Tacque. Le lacrime le scesero copiose giù per le guance. Jura non diceva nulla. Dopo un momento, Anna Ivànovna riprese:

«Tu hai talento… col talento che hai… non sei come gli altri… Tu devi sapere… Dimmi qualcosa. Tranquillizzami.»

«Che posso dirvi,» rispose Jura. Si mosse irrequieto sulla seggiola, si alzò, fece alcuni passi e sedette di nuovo. «Prima di tutto, domani vi sentirete meglio, ci sono i sintomi, son pronto a farmi tagliare la testa. E poi: la morte, la coscienza, la fede nella resurrezione… Volete sapere la mia opinione di naturalista? Non sarebbe meglio un’altra volta? No? Subito? Bene, come volete. Solo che è una cosa difficile, così, di punto in bianco.» E le improvvisò una lezione vera e propria, meravigliato egli stesso che gli riuscisse.

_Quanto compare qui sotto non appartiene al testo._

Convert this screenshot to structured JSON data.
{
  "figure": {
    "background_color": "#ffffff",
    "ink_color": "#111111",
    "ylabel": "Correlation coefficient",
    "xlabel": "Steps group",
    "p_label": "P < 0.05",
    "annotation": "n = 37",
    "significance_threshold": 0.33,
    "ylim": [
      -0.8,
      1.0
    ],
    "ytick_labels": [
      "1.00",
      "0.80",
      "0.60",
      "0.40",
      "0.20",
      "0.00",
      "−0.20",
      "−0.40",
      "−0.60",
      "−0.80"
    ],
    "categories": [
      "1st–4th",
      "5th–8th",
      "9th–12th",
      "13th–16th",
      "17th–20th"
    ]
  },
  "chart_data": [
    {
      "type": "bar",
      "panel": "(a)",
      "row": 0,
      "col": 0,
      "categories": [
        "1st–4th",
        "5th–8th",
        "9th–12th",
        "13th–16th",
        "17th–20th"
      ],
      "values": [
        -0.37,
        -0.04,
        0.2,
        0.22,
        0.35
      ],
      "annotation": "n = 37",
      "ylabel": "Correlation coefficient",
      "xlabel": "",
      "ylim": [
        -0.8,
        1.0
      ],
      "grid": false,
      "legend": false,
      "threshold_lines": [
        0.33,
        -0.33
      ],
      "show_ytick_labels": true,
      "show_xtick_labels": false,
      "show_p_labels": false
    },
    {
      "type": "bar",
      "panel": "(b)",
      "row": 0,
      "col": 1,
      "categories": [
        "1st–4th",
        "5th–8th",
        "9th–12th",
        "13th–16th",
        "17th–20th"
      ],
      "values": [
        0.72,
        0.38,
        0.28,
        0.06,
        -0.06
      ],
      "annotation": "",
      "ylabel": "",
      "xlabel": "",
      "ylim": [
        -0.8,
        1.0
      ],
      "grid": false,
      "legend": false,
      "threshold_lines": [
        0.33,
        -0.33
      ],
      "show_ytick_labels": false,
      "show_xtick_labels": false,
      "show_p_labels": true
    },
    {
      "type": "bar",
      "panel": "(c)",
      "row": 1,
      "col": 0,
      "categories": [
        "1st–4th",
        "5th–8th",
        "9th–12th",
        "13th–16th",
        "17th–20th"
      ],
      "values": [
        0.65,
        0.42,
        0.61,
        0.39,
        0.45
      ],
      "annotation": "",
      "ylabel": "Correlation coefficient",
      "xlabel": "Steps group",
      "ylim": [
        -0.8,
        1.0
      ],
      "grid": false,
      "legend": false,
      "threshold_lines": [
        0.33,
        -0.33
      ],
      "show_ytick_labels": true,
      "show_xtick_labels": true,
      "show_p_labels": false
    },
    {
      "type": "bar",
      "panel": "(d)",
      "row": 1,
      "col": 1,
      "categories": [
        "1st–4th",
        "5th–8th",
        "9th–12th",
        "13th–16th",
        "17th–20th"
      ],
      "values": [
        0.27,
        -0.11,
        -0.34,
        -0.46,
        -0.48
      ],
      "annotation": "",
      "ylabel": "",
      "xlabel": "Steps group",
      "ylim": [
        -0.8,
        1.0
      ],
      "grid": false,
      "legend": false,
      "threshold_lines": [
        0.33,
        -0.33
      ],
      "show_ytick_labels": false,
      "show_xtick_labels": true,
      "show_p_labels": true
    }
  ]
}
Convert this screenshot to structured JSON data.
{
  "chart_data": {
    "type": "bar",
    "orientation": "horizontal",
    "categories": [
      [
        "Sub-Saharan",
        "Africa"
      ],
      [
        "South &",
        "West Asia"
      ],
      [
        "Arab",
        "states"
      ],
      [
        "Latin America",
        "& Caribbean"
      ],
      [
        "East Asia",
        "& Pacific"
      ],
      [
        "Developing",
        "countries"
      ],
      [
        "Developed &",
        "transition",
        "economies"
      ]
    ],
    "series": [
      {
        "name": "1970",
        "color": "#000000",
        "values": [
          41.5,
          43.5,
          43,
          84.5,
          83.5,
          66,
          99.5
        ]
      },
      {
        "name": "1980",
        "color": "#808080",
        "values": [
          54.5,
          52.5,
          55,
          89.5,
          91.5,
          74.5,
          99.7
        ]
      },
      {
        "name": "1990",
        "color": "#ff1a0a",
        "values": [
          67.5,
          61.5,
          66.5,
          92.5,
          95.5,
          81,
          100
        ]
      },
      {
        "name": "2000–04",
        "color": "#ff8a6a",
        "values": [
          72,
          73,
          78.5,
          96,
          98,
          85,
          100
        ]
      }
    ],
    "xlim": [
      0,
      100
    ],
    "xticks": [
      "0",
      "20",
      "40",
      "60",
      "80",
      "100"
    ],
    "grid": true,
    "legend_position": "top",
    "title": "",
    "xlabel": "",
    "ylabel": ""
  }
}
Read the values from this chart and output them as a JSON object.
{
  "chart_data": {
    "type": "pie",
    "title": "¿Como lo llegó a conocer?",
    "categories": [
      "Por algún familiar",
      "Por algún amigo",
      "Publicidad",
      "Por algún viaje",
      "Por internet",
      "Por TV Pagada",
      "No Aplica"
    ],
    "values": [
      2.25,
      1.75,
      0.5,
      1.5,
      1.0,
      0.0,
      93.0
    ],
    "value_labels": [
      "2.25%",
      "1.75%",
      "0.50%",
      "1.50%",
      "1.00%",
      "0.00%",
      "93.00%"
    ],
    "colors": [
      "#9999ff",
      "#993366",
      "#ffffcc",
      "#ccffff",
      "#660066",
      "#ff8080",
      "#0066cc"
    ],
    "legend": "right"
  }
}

«La resurrezione. Nella forma più volgare in cui se ne parta, a consolazione dei deboli, mi è estranea. E anche le parole di Cristo sui vivi e sui morti io le ho intese sempre in altro modo. Dove mettereste questi immensi eserciti arruolati in tutti i millenni? Non basterebbe l’universo, e la divinità, il bene e il raziocinio dovrebbero cedere il posto. In quell’avida calca animalesca sarebbero schiacciati.

«Ma, nel tempo, sempre la medesima vita, incommensurabilmente identica, riempie l’universo, a ogni ora si rinnova in innumerevoli combinazioni e trasformazioni. Ecco, voi vi preoccupate se risorgerete o meno, mentre siete già risorta, senza accorgervene, quando siete nata.

«Sentirete dolore? Sente forse il tessuto la propria dissoluzione? Cioè, in altre parole, che sarà della vostra coscienza? Ma che cos’è la coscienza? Vediamo. Desiderare coscientemente di dormire è insonnia garantita, tentare coscientemente di avvertire il lavorio della propria digestione è esattamente voler perturbare la sua innervazione. La coscienza è un veleno, un mezzo di autoavvelenamento per il soggetto che la applica su se stesso. La coscienza è luce, proiettata al di fuori e che illumina la strada davanti a noi, perché non si inciampi. La coscienza sono i fari accesi davanti a una locomotiva che corre. Rivolgete la loro luce all’interno e succederà una catastrofe.

«Dunque, che sarà della vostra coscienza? Della vostra. La vostra. Ma voi, che cosa siete? Qui sta il punto. Guardiamo meglio. In che modo avete memoria di voi stessa, di quale parte del vostro organismo siete cosciente? Dei vostri reni, del fegato, dei vasi sanguigni? No, per quanto ricordiate, di voi vi siete sempre accorta in una estrinsecazione, in un atto, nelle opere delle vostre mani, in famiglia, fra gli altri. E, ora, state bene attenta. L’uomo negli altri uomini, ecco che cos’è l’anima dell’uomo. Ecco che cosa siete voi, ecco di che cosa ha respirato, si è nutrita, si è abbeverata per tutta la vita la vostra coscienza. Della vostra anima, della vostra immortalità, della vostra vita negli altri. E allora? Negli altri siete vissuta, negli altri resterete. Che differenza fa per voi se poi ciò si chiamerà memoria? Sarete ancora voi, entrata a far parte del futuro.

«Un’ultima cosa. Non c’è nulla di cui preoccuparsi. La morte non esiste. La morte non riguarda noi. Ecco, voi avete parlato di talento, questa è un’altra cosa, una cosa nostra, scoperta da noi. E il talento, nella sua nozione più alta e più lata, è il dono della vita.

«Non vi sarà morte, dice Giovanni Evangelista: guardate come è semplice la sua argomentazione. Non vi sarà morte, perché il passato è ormai trascorso. Quasi come dire: non vi sarà morte, perché questo è già stato visto, è vecchio e ha stancato, e ora occorre qualcosa di nuovo e il nuovo è la vita eterna.»

Parlando, Jura passeggiava per la stanza. «Dormite,» disse accostandosi al letto e ponendo le mani sulla testa dell’inferma. Passò qualche minuto e Anna Ivànovna cominciò ad assopirsi.

Silenziosamente Jura usci dalla stanza e disse alla Egòrovna di richiamare l’infermiera. «Che diavolo,» pensò, «sto diventando una specie di ciarlatano. Mi metto pure a fare scongiuri, a curare la gente imponendo le mani.»

Il giorno dopo Anna Ivànovna stava meglio.